Nel 2014, le esportazioni di nichel ammontavano a un miliardo di dollari, oggi la cifra è arrivata a 30 miliardi. E gli investimenti esteri nel settore estrattivo sono altrettanto esplosi, raggiungendo i 16 miliardi nel 2022, in gran parte provenienti da aziende cinesi.
Politica estera
Gli Stati Uniti stanno provando a recuperare il terreno perduto. Lo scorso novembre Biden ha ricevuto Widodo alla Casa Bianca, cercando di raggiungere un accordo sull’estrazione congiunta delle terre rare. A separare Washington e Giacarta ci sono però visioni diverse sulla crisi in corso in Medio Oriente: il governo indonesiano, infatti, è molto critico con Israele, con cui peraltro non ha mai avviato relazioni diplomatiche ufficiali.
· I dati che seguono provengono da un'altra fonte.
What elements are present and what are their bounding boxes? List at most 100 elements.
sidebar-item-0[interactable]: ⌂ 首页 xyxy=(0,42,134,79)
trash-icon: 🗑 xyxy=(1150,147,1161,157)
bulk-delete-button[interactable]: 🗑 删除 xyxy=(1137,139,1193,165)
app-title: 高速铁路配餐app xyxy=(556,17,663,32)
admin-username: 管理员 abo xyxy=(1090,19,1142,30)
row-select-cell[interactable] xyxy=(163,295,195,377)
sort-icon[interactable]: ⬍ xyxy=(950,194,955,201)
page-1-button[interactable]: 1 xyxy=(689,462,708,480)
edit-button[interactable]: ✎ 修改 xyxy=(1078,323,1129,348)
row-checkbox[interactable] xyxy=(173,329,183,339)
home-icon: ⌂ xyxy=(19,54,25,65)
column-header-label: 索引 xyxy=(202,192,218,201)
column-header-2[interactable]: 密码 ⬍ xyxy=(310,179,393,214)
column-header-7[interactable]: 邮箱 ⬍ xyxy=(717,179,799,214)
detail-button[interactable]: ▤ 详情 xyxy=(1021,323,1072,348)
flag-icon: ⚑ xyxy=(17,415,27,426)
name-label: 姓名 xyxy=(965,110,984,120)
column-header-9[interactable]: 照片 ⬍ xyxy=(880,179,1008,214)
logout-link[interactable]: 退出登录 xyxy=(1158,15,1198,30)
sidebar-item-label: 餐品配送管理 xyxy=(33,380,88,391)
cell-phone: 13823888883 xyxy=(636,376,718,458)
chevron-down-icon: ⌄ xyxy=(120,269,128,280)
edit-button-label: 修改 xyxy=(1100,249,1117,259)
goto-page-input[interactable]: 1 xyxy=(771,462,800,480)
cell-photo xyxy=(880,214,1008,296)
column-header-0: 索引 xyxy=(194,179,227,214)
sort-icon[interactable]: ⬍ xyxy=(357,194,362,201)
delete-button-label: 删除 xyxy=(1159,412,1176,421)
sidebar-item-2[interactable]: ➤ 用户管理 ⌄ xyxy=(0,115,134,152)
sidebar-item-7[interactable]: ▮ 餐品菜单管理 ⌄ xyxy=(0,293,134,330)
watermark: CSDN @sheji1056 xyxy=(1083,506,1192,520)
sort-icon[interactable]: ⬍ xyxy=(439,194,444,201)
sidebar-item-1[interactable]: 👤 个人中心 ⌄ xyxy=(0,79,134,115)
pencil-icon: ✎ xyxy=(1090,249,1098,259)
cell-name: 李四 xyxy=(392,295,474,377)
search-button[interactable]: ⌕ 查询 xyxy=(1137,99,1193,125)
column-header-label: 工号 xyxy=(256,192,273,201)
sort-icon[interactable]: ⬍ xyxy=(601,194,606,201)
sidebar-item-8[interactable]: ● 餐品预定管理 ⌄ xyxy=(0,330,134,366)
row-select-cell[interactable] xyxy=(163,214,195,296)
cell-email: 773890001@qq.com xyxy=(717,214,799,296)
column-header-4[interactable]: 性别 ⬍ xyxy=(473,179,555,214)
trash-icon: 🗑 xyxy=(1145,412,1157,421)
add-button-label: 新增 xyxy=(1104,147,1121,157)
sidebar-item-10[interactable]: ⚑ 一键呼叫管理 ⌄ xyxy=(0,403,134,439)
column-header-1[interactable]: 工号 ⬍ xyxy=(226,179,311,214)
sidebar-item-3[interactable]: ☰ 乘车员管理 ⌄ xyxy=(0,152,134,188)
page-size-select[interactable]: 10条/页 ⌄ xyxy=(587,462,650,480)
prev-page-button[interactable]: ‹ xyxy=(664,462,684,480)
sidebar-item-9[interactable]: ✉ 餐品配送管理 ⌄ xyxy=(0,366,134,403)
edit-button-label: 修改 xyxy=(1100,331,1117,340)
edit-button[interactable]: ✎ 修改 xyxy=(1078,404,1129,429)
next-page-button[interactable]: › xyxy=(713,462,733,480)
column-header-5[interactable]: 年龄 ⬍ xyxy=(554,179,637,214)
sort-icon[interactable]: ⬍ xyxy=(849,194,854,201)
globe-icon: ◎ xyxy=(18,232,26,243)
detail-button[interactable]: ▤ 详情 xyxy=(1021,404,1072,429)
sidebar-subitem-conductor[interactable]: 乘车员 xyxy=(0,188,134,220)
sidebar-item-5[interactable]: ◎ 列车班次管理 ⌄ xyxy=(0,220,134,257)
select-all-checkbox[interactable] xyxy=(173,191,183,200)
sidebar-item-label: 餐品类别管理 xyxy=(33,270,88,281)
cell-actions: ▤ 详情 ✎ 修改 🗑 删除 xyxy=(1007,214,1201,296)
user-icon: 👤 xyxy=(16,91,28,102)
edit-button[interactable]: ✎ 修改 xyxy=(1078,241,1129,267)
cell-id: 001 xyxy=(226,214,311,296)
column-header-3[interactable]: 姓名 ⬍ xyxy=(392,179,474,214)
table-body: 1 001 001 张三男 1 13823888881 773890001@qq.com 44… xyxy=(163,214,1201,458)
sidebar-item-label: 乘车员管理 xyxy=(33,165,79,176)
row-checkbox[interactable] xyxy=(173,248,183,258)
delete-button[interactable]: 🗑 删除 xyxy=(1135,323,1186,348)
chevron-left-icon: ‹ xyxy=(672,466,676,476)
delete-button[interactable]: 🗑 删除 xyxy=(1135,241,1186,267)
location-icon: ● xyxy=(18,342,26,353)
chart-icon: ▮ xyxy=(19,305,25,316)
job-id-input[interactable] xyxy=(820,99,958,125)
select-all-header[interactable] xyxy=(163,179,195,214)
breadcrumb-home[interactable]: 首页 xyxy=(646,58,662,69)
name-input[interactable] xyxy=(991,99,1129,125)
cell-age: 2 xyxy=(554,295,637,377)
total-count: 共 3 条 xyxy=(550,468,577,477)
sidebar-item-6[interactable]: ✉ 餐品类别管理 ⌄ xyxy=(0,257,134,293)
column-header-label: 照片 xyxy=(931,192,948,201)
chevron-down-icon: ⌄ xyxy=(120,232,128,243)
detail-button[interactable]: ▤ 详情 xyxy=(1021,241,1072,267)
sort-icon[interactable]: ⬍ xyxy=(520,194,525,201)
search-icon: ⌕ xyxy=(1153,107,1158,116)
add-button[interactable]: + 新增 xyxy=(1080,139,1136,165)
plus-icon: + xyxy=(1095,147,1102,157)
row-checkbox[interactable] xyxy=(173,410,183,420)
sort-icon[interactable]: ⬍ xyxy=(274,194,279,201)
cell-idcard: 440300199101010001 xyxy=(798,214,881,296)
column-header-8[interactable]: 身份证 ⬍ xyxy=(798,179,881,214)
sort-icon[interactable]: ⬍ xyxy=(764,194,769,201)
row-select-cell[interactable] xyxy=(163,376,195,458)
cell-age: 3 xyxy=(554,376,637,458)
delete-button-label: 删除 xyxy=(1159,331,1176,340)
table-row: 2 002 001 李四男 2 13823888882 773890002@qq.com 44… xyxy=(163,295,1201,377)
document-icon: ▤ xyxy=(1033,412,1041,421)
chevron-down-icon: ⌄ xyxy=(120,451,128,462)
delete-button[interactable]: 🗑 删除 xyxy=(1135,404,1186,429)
L’Indonesia ha tradizionalmente una politica estera non allineata e particolarmente cauta. Con Prabowo potrebbe però assumere un timbro più deciso, viste le posizioni su temi internazionali da lui espresse in passato, spesso molto lontane da quelle occidentali. Basti pensare alla proposta, avanzata a giugno 2023, di una pace alla coreana per la guerra in Ucraina: congelamento dei confini sulla situazione attuale e referendum nei territori occupati dai russi per far scegliere alla popolazione da che parte stare. Idea respinta con sdegno da Kiev, Bruxelles e Washington.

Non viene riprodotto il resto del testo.